Ben Caldecott, Programme Director at University of Oxford’s Smith School of Enterprise and the Environment, said: “Company directors could be at risk of litigation if they mislead investors and the public about climate change. They may also face litigation for having contributed to anthropogenic climate change. This is a very new area, but one with potentially significant consequences. This new initiative will help investors to assess the materiality of these potential liabilities and inform best practice across Commonwealth common law countries.”
Jessica Fries, Executive Chairman of The Prince’s Accounting for Sustainability Project, said: “Climate change poses significant risks for pension funds and companies, in addition to that faced by society as a whole. Trustees and company directors need to ensure that they respond appropriately. A proper understanding of the legal and fiduciary responsibilities is key. This new initiative will explore the issues faced and help to develop a response.”

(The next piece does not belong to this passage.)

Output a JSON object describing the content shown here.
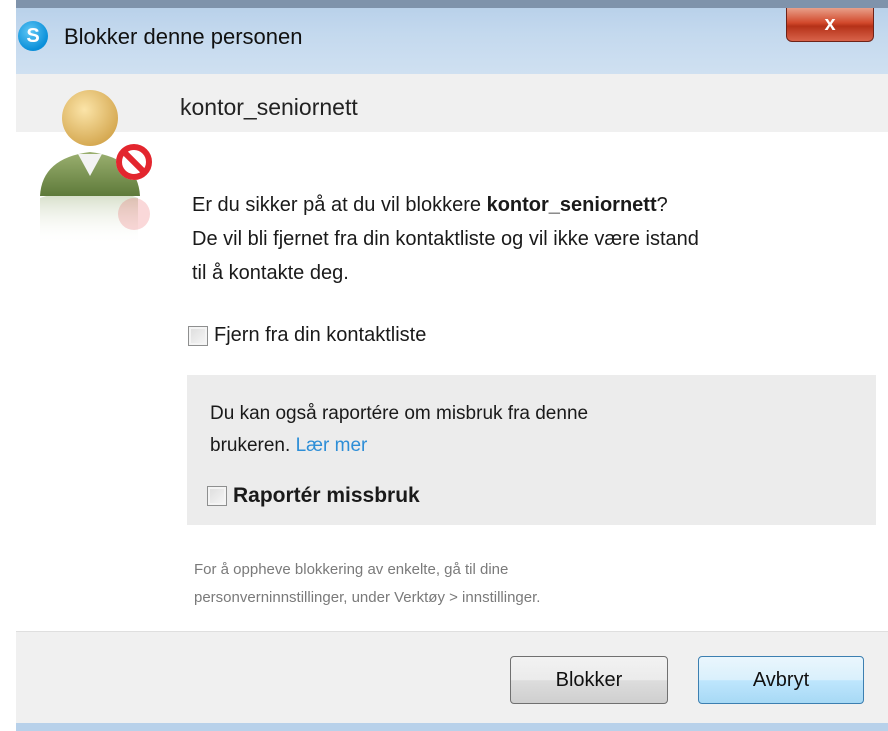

James Thornton, CEO of ClientEarth, said: “The days of treating climate change as a fringe concern are over and the potential for climate change litigation against companies or individual directors is growing. They urgently need clarity on their responsibilities, so this initiative is timely.”
Katalaina Sapolu, Director, Rule of Law, Commonwealth Secretariat, said: “The Initiative addresses a key intersection between climate change and national law. Its findings will support Commonwealth countries in formulating fair, balanced and progressive legal responses to climate change risks and responsibilities.”
Sarah Barker, Special Counsel, Minter Ellison (a leading Australian-based corporate law firm), said: “The relationship between climate change and corporate wealth generation continues to rapidly evolve. The CCLI’s work to clarify the legal obligations of directors on point will address a significant gap in the governance and risk management literature. This will provide a critical foundation for directors and their advisors to remain assured that that risks and opportunities associated with climate change are being governed in accordance with their fiduciary duties.”
Ed Waitzer, Senior Partner, Stikeman Elliott LLP (a leading Canadian-based corporate law firm), said: “This timely initiative comes at (and will contribute to) an inflection point in the trajectory of the law. New regulation and expectations will touch the financial services and other sectors, as well as those directly responsible for the governance of issuers and investors in carbon-intensive industries. The implications will spread rapidly to other environmental and social issues. Mapping the trajectory of the law in this area is a societal imperative.”